4. The introduction of the magnetic compass allowed long voyages to be made with much greater safety. At the end of the 15th century, sailing vessels are known to have carried men from Europe to America and round Africa to India.
The middle of the 19th century proved to be the highest point in the development of sailing ships.
5. Steam and Motor Ships. One of the earliest steamboats is known to have been tested at the end of the 18th century. The first steamship to cross the Atlantic was the Savannah, 98-foot ship built in New York, which made the crossing in 1819. Like all the early steamships, it had sails as well as paddles.' By the middle of the 19th century it became possible to build much larger ships for iron and steel began to replace timber.
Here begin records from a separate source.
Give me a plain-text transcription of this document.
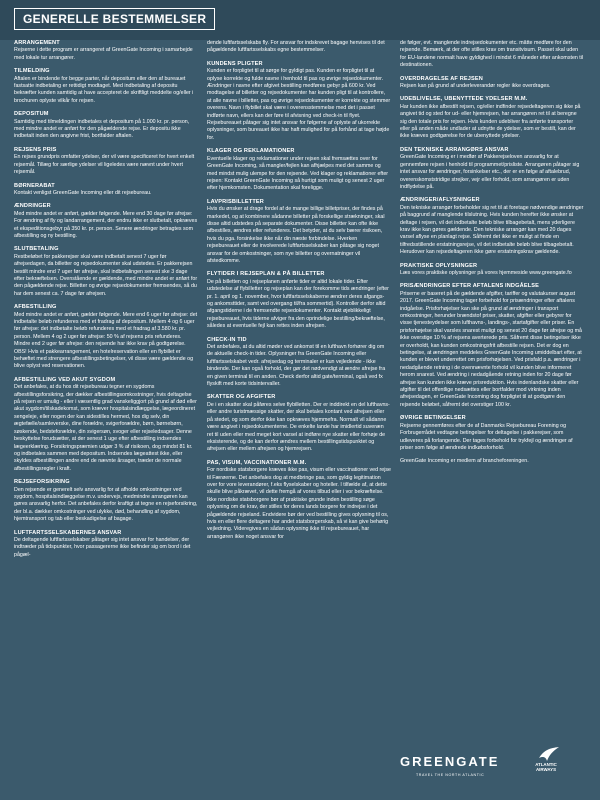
GENERELLE BESTEMMELSER
ARRANGEMENT
Rejserne i dette program er arrangeret af GreenGate Incoming i samarbejde med lokale tur arrangører.
TILMELDING
Aftalen er bindende for begge parter, når depositum eller den af bureauet fastsatte indbetaling er rettidigt modtaget. Med indbetaling af depositu bekræfter kunden samtidig at have accepteret de skriftligt meddelte og/eller i brochuren oplyste vilkår for rejsen.
DEPOSITUM
Samtidig med tilmeldingen indbetales et depositum på 1.000 kr. pr. person, med mindre andet er anført for den pågældende rejse. Er depositu ikke indbetalt inden den angivne frist, bortfalder aftalen.
REJSENS PRIS
En rejses grundpris omfatter ydelser, der vil være specificeret for hvert enkelt rejsemål. Tillæg for særlige ydelser vil ligeledes være nævnt under hvert rejsemål.
BØRNERABAT
Kontakt venligst GreenGate Incoming eller dit rejsebureau.
ÆNDRINGER
Med mindre andet er anført, gælder følgende. Mere end 30 dage før afrejse: For ændring af fly og landarrangement, der endnu ikke er slutbetalt, opkræves et ekspeditionsgebyr på 350 kr. pr. person. Senere ændringer betragtes som afbestilling og ny bestilling.
SLUTBETALING
Restbeløbet for pakkerejser skal være indbetalt senest 7 uger før afrejsedagen, da billetter og rejsedokumenter skal udstedes. Er pakkerejsen bestilt mindre end 7 uger før afrejse, skal indbetalingen senest ske 3 dage efter bekræftelsen. Ovenstående er gældende, med mindre andet er anført for den pågældende rejse. Billetter og øvrige rejsedokumenter fremsendes, så du har dem senest ca. 7 dage før afrejsen.
AFBESTILLING
Med mindre andet er anført, gælder følgende. Mere end 6 uger før afrejse: det indbetalte beløb refunderes med et fradrag af depositum. Mellem 4 og 6 uger før afrejse: det indbetalte beløb refunderes med et fradrag af 3.580 kr. pr. person. Mellem 4 og 2 uger før afrejse: 50 % af rejsens pris refunderes. Mindre end 2 uger før afrejse: den rejsende har ikke krav på godtgørelse. OBS! Hvis et pakkearrangement, en hotelreservation eller en flybillet er behæftet med strengere afbestillingsbetingelser, vil disse være gældende og blive oplyst ved reservationen.
AFBESTILLING VED AKUT SYGDOM
Det anbefales, at du hos dit rejsebureau tegner en sygdoms afbestillingsforsikring, der dækker afbestillingsomkostninger, hvis deltagelse på rejsen er umulig - eller i væsentlig grad vanskeliggjort på grund af død eller akut sygdom/tilskadekomst, som kræver hospitalsindlæggelse, lægeordineret sengeleje, eller nogen der kan sidestilles hermed, hos dig selv, din ægtefælle/samleverske, dine forældre, svigerforældre, børn, børnebørn, søskende, bedsteforældre, din svigersøn, svoger eller rejseledsager. Denne beskyttelse forudsætter, at der senest 1 uge efter afbestilling indsendes lægeerklæring. Forsikringspræmien udgør 3 % af risikoen, dog mindst 81 kr. og indbetales sammen med depositum. Indsendes lægeattest ikke, eller skyldes afbestillingen andre end de nævnte årsager, træder de normale afbestillingsregler i kraft.
REJSEFORSIKRING
Den rejsende er generelt selv ansvarlig for at afholde omkostninger ved sygdom, hospitalsindlæggelse m.v. undervejs, medmindre arrangøren kan gøres ansvarlig herfor. Det anbefales derfor kraftigt at tegne en rejseforsikring, der bl.a. dækker omkostninger ved ulykke, død, behandling af sygdom, hjemtransport og tab eller beskadigelse af bagage.
LUFTFARTSSELSKABERNES ANSVAR
De deltagende luftfartsselskaber påtager sig intet ansvar for handelser, der indtræder på tidspunkter, hvor passagererne ikke befinder sig om bord i det pågæl-
dende luftfartsselskabs fly. For ansvar for indskrevet bagage henvises til det pågældende luftfartsselskabs egne bestemmelser.
KUNDENS PLIGTER
Kunden er forpligtet til at sørge for gyldigt pas. Kunden er forpligtet til at oplyse korrekte og fulde navne i henhold til pas og øvrige rejsedokumenter. Ændringer i navne efter afgivet bestilling medføres gebyr på 600 kr. Ved modtagelse af billetter og rejsedokumenter har kunden pligt til at kontrollere, at alle navne i billetter, pas og øvrige rejsedokumenter er korrekte og stemmer overens. Navn i flybillet skal være i overensstemmelse med det i passet indførte navn, ellers kan der føre til afvisning ved check-in til flyet. Rejsebureauet påtager sig intet ansvar for følgerne af oplyste af ukorrekte oplysninger, som bureauet ikke har haft mulighed for på forhånd at tage højde for.
KLAGER OG REKLAMATIONER
Eventuelle klager og reklamationer under rejsen skal fremsættes over for GreenGate Incoming, så mangler/fejlen kan afhjælpes med det samme og med mindst mulig ulempe for den rejsende. Ved klager og reklamationer efter rejsen: Kontakt GreenGate Incoming så hurtigt som muligt og senest 2 uger efter hjemkomsten. Dokumentation skal foreligge.
LAVPRISBILLETTER
Hvis du ønsker at drage fordel af de mange billige billetpriser, der findes på markedet, og at kombinere sådanne billetter på forskellige strækninger, skal disse altid udstedes på separate dokumenter. Disse billetter kan ofte ikke afbestilles, ændres eller refunderes. Det betyder, at du selv bærer risikoen, hvis du pga. forsinkelse ikke når din næste forbindelse. Hverken rejsebureauet eller de involverede luftfartsselskaber kan påtage sig noget ansvar for de omkostninger, som nye billetter og overnatninger vil afstedkomme.
FLYTIDER I REJSEPLAN & PÅ BILLETTER
De på billetten og i rejseplanen anførte tider er altid lokale tider. Efter udstedelse af flybilletter og rejseplan kan der forekomme tids ændringer (efter pr. 1. april og 1. november, hvor luftfartsselskaberne ændrer deres afgangs- og ankomsttider, samt ved overgang til/fra sommertid). Kontroller derfor altid afgangstiderne i de fremsendte rejsedokumenter. Kontakt øjeblikkeligt rejsebureauet, hvis tiderne afviger fra den oprindelige bestilling/bekræftelse, således at eventuelle fejl kan rettes inden afrejsen.
CHECK-IN TID
Det anbefales, at du altid møder ved ankomst til en lufthavn forhører dig om de aktuelle check-in tider. Oplysninger fra GreenGate Incoming eller luftfartsselskabet vedr. afrejsedag og terminaler er kun vejledende - ikke bindende. Der kan også forhold, der gør det nødvendigt at ændre afrejse fra en given terminal til en anden. Check derfor altid gate/terminal, også ved fx flyskift med korte tidsintervaller.
SKATTER OG AFGIFTER
De i en skatter skal påføres selve flybilletten. Der er inddirekt en del lufthavns- eller andre turistmæssige skatter, der skal betales kontant ved afrejsen eller på stedet, og som derfor ikke kan opkræves hjemmefra. Normalt vil sådanne være angivet i rejsedokumenterne. De enkelte lande har imidlertid suveræn ret til uden eller med meget kort varsel at indføre nye skatter eller forhøje de eksisterende, og de kan derfor ændres mellem bestillingstidspunktet og afrejsen eller mellem afrejsen og hjemrejsen.
PAS, VISUM, VACCINATIONER M.M.
For nordiske statsborgere kræves ikke pas, visum eller vaccinationer ved rejse til Færøerne. Det anbefales dog at medbringe pas, som gyldig legitimation over for vore leverandører, f.eks flyselskaber og hoteller. I tilfælde af, at dette skulle blive påkrævet, vil dette fremgå af vores tilbud eller i vor bekræftelse. Ikke nordiske statsborgere bør af praktiske grunde inden bestilling søge oplysning om de krav, der stilles for deres lands borgere for indrejse i det pågældende rejseland. Endvidere bør der ved bestilling gives oplysning til os, hvis en eller flere deltagere har andet statsborgerskab, så vi kan give behørig vejledning. Videregives en sådan oplysning ikke til rejsebureauet, har arrangøren ikke noget ansvar for
de følger, evt. manglende indrejsedokumenter etc. måtte medføre for den rejsende. Bemærk, at der ofte stilles krav om transitvisum. Passet skal uden for EU-landene normalt have gyldighed i mindst 6 måneder efter ankomsten til destinationen.
OVERDRAGELSE AF REJSEN
Rejsen kan på grund af underleverandør regler ikke overdrages.
UDEBLIVELSE, UBENYTTEDE YDELSER M.M.
Har kunden ikke afbestilt rejsen, og/eller indfinder rejsedeltageren sig ikke på angivet tid og sted for ud- eller hjemrejsen, har arrangøren ret til at beregne sig den totale pris for rejsen. Hvis kunden udebliver fra anførte transporter eller på anden måde undlader at udnytte de ydelser, som er bestilt, kan der ikke kræves godtgørelse for de ubenyttede ydelser.
DEN TEKNISKE ARRANGØRS ANSVAR
GreenGate Incoming er i medfør af Pakkerejseloven ansvarlig for at gennemføre rejsen i henhold til programmet/prisliste. Arrangøren påtager sig intet ansvar for ændringer, forsinkelser etc., der er en følge af aftalebrud, overenskomststridige strejker, vejr eller forhold, som arrangøren er uden indflydelse på.
ÆNDRINGER/AFLYSNINGER
Den tekniske arrangør forbeholder sig ret til at foretage nødvendige ændringer på baggrund af manglende tilslutning. Hvis kunden herefter ikke ønsker at deltage i rejsen, vil det indbetalte beløb blive tilbagebetalt, mens yderligere krav ikke kan gøres gældende. Den tekniske arrangør kan med 20 dages varsel aflyse en planlagt rejse. Såfremt det ikke er muligt at finde en tilfredsstillende erstatningsrejse, vil det indbetalte beløb blive tilbagebetalt. Herudover kan rejsedeltageren ikke gøre erstatningskrav gældende.
PRAKTISKE OPLYSNINGER
Læs vores praktiske oplysninger på vores hjemmeside www.greengate.fo
PRISÆNDRINGER EFTER AFTALENS INDGÅELSE
Priserne er baseret på de gældende afgifter, tariffer og valutakurser august 2017. GreenGate Incoming tager forbehold for prisændringer efter aftalens indgåelse. Prisforhøjelser kan ske på grund af ændringer i transport omkostninger, herunder brændstof priser, skatter, afgifter eller gebyrer for visse tjenesteydelser som lufthavns-, landings-, startafgifter eller priser. En prisforhøjelse skal varsles snarest muligt og senest 20 dage før afrejse og må ikke overstige 10 % af rejsens averterede pris. Såfremt disse betingelser ikke er overholdt, kan kunden omkostningsfrit afbestille rejsen. Det er dog en betingelse, at ændringen meddeles GreenGate Incoming umiddelbart efter, at kunden er blevet underrettet om prisforhøjelsen. Ved prisfald p.a. ændringer i nedadgående retning i de ovennævnte forhold vil kunden blive informeret herom snarest. Ved ændring i nedadgående retning inden for 20 dage før afrejse kan kunden ikke kræve prisreduktion. Hvis indenlandske skatter eller afgifter til det offentlige nedsættes eller bortfalder mod virkning inden afrejsedagen, er GreenGate Incoming dog forpligtet til at godtgøre den rejsende beløbet, såfremt det overstiger 100 kr.
ØVRIGE BETINGELSER
Rejserne gennemføres efter de af Danmarks Rejsebureau Forening og Forbrugerrådet vedtagne betingelser for deltagelse i pakkerejser, som udleveres på forlangende. Der tages forbehold for trykfejl og ændringer af priser som følge af ændrede indkøbsforhold.
GreenGate Incoming er medlem af brancheforeningen.
GREENGATE
TRAVEL THE NORTH ATLANTIC
ATLANTIC
AIRWAYS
6. The rapid increase in the size and power of ships was promoted by the industrial revolution.)The industrial countries produced great quantities of goods which were carried to all parts of the world by ships. On their return voyages, the ships brought either raw materials such as cotton, metals, timber for the factories, or grain and foodstuffs for the growing population.
During the same period, a great deal was done to improve ports, and that permitted larger ships to use them and to make loading and unloading faster.
7. Improvements introduced in the 20th century included the smoother and more efficient type of engines called steam turbines and the use of oil fuel instead of coal. Between 1910 and 1920 the diesel engine began to be introduced in ships. These diesel-engined ships are called motor ships. The largest ships, however, are still generally driven by steam turbines. In the late 1950s a few ships were being built which were equipped with nuclear reactors for producing steam.
8. In 1957 the world's first atomic ice-breaker was launched in Leningrad.
This atomic ice-breaker is equipped with an atomic engine owing to which her operating on negligible quantities of nuclear fuel is possible. In spite of the capacity of her engine being 44,000 h.p. it will need only a few grams of atomic fuel a week.
The atomic ice-breaker has three nuclear reactors. The operation of the nuclear reactor is accompanied by powerful radiation. Therefore, the icebreaker is equipped with reliable means of protection. The ice-breaker is designed for operation in Arctic waters.